Cyanora, meanwhile, was leaning over the table trying to read a latte mug-stained score page which presumably depicted an artist's conception of the recorded music, but as the notes proceeded to spontaneously combust, she had time only to douse the flames with the leftover latte. Sean, thinking he recognized a pattern of continental drift in the ceiling tiles, began to unfasten his own chairbelt so he could float up to have a closer look, when he was restrained by Beano. The musical shaman shook his head at a metronome marking that roughly approximated that of the music -- if heard through the shell of a marinated crustacean -- and pointed to the tape recorder. The Magnecorder, overly excited to have the momentary attention of at least a couple of people, suddenly seized up, breaking the tape.

The unexpected silence brought the six arts council jury committee members to their relative senses, and they settled back down in their windowboxes, simultaneously reaching for the mayonnaise jar on the table in front of them. Each withdrew a folded slip of paper, with which the jar was overflowing. Nancy opened hers first and read it. "Indulgently self-loathing," she said, and she checked the respective box on a flipchart that hung, in spite of its own better judgment, on the wall. "Aspiring to mediocrity," read Sean from his paper slip. He, too, located a corresponding box on the chart and checked it. Arturo's "challengingly derivative," Beano's "promulgating an utterly false sense of competence," and Herb's "the essence of forgettability" each had a representative box on the flipchart, and each juror dutifully checked it. But when Cyanora withdrew a slip that read "send on to next level," the others were nonplused. How could they recommend a piece that 83.3 percent of the committee had just panned?

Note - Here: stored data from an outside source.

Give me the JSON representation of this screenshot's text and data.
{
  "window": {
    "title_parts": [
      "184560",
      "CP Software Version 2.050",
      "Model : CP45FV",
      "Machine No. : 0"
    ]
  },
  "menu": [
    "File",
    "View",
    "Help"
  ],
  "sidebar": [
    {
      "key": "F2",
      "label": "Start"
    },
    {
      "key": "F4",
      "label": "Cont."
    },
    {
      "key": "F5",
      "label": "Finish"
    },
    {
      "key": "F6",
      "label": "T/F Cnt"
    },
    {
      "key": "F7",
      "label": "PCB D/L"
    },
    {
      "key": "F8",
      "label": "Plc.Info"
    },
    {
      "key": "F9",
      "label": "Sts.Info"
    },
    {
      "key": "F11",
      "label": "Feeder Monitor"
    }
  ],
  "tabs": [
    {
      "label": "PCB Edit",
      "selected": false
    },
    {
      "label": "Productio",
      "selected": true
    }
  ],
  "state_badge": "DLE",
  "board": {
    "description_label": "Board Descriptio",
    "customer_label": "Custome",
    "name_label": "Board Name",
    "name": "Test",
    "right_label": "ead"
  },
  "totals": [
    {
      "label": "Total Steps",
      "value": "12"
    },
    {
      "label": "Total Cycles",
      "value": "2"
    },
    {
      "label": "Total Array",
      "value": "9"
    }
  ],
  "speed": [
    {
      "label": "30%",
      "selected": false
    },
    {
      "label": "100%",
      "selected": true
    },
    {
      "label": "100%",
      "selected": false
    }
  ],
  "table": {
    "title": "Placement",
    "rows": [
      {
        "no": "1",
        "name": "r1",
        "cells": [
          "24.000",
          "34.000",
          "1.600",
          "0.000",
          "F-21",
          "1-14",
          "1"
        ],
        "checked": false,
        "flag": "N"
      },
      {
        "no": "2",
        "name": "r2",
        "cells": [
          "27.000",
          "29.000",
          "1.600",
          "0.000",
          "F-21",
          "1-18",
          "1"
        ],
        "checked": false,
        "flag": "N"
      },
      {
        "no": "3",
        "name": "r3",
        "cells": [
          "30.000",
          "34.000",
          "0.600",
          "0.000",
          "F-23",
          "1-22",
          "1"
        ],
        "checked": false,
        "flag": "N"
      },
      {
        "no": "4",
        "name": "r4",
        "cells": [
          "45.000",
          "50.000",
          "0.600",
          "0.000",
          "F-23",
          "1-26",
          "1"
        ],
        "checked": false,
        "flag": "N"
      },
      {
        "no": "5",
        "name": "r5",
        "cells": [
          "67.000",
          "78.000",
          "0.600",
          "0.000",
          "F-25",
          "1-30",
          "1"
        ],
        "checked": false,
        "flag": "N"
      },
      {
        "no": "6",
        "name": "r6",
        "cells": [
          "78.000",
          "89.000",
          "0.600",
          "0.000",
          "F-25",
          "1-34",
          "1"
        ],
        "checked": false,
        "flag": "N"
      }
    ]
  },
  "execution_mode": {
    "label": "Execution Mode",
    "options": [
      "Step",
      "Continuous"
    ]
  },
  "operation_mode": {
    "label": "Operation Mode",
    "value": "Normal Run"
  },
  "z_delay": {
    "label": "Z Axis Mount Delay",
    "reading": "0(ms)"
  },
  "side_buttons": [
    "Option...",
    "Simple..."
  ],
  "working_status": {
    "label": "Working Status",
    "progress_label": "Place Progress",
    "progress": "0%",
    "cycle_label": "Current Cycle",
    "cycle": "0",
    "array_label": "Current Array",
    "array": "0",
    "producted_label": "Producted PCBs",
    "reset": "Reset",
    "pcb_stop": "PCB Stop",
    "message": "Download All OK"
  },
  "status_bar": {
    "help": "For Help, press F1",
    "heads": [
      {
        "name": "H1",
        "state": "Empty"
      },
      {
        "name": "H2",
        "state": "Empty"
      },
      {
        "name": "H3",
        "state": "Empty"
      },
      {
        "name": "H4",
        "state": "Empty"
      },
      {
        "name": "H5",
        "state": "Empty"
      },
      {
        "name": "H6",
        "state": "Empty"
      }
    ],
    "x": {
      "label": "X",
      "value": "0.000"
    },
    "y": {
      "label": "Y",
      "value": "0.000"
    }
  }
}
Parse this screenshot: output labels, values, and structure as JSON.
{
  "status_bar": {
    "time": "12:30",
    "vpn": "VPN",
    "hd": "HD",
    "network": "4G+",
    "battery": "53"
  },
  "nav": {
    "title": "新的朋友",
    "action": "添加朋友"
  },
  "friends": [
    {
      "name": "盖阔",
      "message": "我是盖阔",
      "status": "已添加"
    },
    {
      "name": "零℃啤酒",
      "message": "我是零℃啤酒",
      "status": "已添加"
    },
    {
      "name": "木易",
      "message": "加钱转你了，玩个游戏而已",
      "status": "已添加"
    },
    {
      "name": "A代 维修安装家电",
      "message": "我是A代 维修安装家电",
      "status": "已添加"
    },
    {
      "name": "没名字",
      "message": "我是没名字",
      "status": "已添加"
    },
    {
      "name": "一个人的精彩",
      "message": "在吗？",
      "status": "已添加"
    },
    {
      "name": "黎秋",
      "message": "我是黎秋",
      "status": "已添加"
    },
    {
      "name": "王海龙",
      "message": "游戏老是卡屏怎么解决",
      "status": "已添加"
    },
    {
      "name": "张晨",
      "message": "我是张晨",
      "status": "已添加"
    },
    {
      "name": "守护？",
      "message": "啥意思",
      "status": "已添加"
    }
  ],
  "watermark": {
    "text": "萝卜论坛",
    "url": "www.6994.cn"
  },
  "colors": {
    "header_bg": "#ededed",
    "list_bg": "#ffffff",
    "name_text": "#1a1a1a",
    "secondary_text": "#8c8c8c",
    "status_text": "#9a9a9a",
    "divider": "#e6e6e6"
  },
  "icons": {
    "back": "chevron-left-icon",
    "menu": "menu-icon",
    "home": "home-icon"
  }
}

In the end, they couldn't. "Put it back and draw another one," suggested Herb. Cyanora did so, and her subsequent slip read "a tragicomedy of squandered opportunities." Everyone in the room -- with the exception of a still-snaking-around-the-room something -- beamed as Cyanora checked the last box on the flipchart. "Form letter," said Nancy, and Arturo, scraping the last vestiges of magma from his pantaloons, accessed the mail merge program on the review panel's ancient word processor. "Only three typos this time," cautioned Sean. "That last one with 13 was simply over the top." The others nodded in agreement, though Nancy quietly stifled a chuckle.

"While this news may come as a disappointment to you," Sean read, "you should know that the competition was very strong." In spite of his arts council training, he smirked at the platitude. The others couldn't hold back any longer then, and they broke out in raucous, cackling laughter.

The adjudicators' high spirits and form letters lasted well into the night, even though the tape recorder remained silent and Cyanora continued to keep a nervous eye out for an unseen moving object. Beano, in a moment of zany reflection, had to admit to himself that he preferred the safe anonymity of sitting in judgment to the ontological abstractness of sitting in a freon chair -- much as this 279th episode of Kalvos & Damians' New Music Bazaar favors the in situ seat at the sitomaniacal feet of Kalvos.